Thankfully the fear mongers are putting their wallets ahead of their traditional activism. The majority of Americans, for the first time in resent years, are finally supportive of nuclear power, drilling wherever oil can be found, building new refineries, and so forth. Congress is going to have to act.
 

zenzero

Its only a Label
Friends,
Every action has a reaction and they will both be acting on both ends of the pole.
Take hydro power - We make big dams for that and these dams stop the flow of the rich alluvial soil required for farming [without using fertilisers] and also are a cause of floods downstrams.
Wind farms - good and green power but the blades are killing birds in the area.
Nuclear Popwer- could be we do not know how to dispose the waste properly but still is worth trying as fossil fuels are now getting over.

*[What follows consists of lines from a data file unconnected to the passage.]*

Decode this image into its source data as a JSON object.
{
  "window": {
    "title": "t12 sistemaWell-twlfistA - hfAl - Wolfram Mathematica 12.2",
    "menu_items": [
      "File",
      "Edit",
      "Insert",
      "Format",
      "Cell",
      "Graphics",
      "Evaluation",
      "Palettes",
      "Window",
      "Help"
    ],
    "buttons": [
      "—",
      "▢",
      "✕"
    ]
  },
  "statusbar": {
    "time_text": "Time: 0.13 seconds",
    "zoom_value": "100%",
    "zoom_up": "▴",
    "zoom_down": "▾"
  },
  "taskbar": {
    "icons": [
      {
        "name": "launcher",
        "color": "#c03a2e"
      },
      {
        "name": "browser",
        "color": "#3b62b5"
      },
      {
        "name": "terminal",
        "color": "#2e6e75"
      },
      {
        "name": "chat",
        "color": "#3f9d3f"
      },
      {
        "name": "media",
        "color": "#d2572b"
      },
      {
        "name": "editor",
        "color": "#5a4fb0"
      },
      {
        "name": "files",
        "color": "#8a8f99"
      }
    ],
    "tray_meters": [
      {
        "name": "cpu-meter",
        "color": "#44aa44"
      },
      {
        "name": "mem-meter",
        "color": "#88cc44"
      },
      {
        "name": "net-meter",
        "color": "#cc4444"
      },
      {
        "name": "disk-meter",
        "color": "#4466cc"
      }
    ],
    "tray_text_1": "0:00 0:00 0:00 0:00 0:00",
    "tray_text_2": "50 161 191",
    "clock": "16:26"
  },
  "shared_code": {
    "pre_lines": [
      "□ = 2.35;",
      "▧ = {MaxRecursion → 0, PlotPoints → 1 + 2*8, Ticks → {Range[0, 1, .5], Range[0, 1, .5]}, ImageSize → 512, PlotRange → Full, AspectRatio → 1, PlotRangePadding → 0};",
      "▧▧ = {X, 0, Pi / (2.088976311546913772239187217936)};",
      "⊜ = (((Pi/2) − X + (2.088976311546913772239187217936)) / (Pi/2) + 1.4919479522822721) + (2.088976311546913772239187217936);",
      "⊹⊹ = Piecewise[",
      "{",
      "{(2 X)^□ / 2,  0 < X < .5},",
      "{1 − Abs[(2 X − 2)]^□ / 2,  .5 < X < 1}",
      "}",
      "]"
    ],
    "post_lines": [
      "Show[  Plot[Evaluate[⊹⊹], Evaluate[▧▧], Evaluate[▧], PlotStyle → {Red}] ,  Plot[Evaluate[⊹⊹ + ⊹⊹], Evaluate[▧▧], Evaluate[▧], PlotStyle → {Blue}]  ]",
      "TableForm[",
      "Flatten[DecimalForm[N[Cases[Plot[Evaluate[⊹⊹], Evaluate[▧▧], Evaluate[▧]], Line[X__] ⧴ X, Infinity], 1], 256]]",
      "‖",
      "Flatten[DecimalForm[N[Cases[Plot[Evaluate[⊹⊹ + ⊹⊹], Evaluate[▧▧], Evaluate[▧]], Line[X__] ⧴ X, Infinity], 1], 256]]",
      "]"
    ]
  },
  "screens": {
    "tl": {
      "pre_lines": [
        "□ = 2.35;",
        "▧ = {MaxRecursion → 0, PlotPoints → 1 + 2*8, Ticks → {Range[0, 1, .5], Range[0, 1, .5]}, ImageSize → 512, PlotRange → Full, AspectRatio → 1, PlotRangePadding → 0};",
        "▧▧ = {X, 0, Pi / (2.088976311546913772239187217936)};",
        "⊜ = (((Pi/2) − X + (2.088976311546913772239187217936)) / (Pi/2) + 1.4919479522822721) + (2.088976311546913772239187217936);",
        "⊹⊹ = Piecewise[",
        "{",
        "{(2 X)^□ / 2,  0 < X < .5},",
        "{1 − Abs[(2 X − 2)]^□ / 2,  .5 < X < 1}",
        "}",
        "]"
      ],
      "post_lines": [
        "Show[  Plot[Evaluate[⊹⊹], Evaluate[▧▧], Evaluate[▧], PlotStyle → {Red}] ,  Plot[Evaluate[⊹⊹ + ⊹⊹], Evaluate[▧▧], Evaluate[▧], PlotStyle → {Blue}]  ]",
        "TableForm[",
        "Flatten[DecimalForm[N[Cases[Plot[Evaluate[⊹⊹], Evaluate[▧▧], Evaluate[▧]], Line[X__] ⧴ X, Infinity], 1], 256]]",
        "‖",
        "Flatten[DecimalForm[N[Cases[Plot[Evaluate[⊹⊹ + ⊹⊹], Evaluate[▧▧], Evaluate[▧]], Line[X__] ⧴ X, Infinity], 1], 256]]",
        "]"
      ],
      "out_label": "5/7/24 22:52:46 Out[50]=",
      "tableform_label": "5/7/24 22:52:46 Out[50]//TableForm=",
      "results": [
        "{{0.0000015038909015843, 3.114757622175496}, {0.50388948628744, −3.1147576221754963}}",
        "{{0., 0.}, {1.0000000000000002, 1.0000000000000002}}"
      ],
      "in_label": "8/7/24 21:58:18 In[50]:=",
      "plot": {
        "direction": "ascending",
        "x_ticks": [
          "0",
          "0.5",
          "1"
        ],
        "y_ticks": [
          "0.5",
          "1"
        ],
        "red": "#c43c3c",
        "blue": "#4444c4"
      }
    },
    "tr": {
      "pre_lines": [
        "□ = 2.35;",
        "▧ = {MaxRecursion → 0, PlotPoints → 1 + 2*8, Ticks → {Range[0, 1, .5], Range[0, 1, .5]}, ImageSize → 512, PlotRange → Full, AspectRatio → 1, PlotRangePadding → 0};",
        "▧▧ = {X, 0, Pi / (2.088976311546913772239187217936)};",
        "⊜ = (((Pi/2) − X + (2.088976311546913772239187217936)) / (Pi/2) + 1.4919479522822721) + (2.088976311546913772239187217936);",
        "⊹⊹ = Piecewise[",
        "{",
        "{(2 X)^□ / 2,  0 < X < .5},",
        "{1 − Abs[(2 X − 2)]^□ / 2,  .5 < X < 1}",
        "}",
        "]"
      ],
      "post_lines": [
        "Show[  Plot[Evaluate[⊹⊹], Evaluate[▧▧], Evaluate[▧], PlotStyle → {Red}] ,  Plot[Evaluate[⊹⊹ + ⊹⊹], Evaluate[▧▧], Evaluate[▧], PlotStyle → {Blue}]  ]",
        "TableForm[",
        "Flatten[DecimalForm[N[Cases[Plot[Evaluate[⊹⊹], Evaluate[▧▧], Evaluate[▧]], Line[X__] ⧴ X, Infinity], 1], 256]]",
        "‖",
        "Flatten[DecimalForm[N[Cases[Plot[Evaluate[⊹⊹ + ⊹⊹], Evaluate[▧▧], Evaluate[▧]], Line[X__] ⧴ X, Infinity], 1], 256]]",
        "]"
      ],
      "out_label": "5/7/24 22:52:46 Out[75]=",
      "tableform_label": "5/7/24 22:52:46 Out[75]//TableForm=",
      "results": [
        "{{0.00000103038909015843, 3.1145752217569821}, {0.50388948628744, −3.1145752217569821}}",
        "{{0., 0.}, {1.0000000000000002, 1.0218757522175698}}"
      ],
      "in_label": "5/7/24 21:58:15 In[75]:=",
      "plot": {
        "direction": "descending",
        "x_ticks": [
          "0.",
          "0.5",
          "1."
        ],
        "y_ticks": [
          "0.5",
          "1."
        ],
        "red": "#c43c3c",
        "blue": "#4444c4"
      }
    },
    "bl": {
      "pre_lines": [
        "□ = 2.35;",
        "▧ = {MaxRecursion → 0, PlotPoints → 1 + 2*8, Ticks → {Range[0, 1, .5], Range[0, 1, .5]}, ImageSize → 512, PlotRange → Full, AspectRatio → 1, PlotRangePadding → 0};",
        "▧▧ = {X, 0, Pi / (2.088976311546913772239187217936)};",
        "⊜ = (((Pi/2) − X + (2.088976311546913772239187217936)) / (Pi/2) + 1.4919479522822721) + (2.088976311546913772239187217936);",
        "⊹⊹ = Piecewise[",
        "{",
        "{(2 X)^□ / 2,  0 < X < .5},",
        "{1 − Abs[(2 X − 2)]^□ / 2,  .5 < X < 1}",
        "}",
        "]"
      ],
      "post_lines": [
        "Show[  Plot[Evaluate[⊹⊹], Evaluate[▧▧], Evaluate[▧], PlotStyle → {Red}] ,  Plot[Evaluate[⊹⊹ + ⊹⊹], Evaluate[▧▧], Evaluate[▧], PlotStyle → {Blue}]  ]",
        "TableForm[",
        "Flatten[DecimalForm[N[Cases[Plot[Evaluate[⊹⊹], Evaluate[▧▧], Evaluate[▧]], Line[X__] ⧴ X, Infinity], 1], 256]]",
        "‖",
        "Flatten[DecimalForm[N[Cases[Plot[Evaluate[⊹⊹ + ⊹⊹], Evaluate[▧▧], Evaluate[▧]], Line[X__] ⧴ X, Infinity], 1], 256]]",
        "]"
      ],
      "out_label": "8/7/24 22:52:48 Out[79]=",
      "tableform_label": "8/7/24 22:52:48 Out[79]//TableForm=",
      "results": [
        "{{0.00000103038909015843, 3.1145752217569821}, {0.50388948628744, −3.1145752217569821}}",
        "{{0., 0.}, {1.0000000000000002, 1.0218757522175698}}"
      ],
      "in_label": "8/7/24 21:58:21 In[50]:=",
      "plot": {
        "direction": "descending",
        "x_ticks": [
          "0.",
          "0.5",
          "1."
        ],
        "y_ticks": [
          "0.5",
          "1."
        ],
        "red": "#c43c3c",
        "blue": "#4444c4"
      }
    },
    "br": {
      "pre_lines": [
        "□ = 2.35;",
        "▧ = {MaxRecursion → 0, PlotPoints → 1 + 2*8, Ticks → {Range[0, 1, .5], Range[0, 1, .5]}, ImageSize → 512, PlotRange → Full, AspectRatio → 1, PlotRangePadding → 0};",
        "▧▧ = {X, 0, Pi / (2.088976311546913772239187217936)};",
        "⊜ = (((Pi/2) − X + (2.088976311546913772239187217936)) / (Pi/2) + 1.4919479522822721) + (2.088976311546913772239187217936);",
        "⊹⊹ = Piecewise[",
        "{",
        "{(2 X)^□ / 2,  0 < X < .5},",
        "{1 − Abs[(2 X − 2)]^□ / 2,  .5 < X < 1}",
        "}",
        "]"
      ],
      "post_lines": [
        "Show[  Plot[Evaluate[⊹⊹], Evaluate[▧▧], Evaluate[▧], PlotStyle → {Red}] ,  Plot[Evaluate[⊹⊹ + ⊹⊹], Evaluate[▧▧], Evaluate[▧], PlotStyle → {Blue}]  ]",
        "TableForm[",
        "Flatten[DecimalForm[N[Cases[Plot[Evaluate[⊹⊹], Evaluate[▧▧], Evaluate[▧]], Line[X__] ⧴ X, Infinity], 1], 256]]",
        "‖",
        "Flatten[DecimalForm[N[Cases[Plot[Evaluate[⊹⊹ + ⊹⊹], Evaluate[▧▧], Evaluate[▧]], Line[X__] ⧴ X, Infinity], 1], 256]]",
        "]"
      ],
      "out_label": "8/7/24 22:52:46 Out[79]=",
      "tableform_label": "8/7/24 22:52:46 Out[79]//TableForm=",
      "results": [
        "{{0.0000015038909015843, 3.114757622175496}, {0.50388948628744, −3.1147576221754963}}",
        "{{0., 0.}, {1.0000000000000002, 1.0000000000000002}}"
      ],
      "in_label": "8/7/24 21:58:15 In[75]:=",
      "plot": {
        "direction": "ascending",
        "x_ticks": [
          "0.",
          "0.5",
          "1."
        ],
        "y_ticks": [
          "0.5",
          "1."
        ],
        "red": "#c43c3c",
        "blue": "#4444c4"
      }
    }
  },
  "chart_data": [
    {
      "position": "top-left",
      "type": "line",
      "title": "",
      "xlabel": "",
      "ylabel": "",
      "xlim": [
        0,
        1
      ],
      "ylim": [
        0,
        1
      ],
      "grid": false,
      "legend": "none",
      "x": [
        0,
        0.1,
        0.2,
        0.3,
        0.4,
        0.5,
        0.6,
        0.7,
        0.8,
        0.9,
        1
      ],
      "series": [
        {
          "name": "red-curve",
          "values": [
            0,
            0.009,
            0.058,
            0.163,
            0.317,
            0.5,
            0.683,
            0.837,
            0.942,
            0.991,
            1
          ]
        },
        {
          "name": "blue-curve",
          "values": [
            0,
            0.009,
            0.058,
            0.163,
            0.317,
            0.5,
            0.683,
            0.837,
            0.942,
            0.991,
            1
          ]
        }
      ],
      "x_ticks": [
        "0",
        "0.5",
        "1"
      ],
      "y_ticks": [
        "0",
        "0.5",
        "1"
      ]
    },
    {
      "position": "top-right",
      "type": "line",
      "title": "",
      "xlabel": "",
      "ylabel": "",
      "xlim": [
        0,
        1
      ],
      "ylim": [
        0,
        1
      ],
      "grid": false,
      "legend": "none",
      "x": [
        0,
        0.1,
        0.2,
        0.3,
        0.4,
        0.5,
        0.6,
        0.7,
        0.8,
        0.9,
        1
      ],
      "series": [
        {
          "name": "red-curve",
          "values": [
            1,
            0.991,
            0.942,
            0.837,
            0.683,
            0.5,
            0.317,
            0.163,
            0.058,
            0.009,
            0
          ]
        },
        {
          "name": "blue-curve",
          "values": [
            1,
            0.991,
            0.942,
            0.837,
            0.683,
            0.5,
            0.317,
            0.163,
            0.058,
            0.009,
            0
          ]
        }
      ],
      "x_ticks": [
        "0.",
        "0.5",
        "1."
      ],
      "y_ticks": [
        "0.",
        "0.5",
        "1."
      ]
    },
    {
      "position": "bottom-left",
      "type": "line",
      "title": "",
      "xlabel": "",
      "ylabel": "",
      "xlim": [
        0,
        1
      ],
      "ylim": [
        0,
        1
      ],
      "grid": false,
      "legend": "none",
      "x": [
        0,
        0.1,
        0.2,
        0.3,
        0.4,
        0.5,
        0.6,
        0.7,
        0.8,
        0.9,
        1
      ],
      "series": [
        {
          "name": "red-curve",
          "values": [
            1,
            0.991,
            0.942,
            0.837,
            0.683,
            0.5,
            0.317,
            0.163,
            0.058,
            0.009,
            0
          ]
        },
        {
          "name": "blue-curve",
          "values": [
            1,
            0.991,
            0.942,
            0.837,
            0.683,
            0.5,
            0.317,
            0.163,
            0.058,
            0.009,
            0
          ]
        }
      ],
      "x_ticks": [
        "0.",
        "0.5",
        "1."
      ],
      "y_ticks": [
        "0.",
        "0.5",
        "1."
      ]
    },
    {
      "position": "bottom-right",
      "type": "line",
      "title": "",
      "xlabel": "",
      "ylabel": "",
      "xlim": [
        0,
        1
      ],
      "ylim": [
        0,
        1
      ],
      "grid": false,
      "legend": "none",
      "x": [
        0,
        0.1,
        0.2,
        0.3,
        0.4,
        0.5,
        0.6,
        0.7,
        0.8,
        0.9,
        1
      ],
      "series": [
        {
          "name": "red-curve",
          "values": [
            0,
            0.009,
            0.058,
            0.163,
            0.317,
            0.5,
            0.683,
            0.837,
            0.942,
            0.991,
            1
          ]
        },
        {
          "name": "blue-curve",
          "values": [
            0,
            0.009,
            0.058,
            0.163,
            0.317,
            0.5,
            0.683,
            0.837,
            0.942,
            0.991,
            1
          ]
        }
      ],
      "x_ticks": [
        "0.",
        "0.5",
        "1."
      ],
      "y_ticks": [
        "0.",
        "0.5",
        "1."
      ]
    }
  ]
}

MAy be a cheaper source of hydrogen for fuels?
Anycase the wheel will keep moving including me.
Love & rgds
 

Panda

42?
Premium Member
Friends,
Every action has a reaction and they will both be acting on both ends of the pole.
Take hydro power - We make big dams for that and these dams stop the flow of the rich alluvial soil required for farming [without using fertilisers] and also are a cause of floods downstrams.
Wind farms - good and green power but the blades are killing birds in the area.
Nuclear Popwer- could be we do not know how to dispose the waste properly but still is worth trying as fossil fuels are now getting over. MAy be a cheaper source of hydrogen for fuels?
Anycase the wheel will keep moving including me.
Love & rgds

Seriously wind turbines killing birds? For some reason I don't think that is a problems, birds are not that stupid. Also most farms don't use water from rives the water their crops, they use the main supply like everyone else.
 

wednesday

Jesus
Uranium cannot support the world for very long. Australia supplies something like 30% of the worlds uranium and at the current level of consumption reserves will dwindle in the next century. That is unless we find more deposits. With oil dwindling, consumption is set to increase as nuclear is the only viable alternative at the moment.

I believe tidal currents are the way forward, but sadly the only places where they would be profitable are generally uninhabited.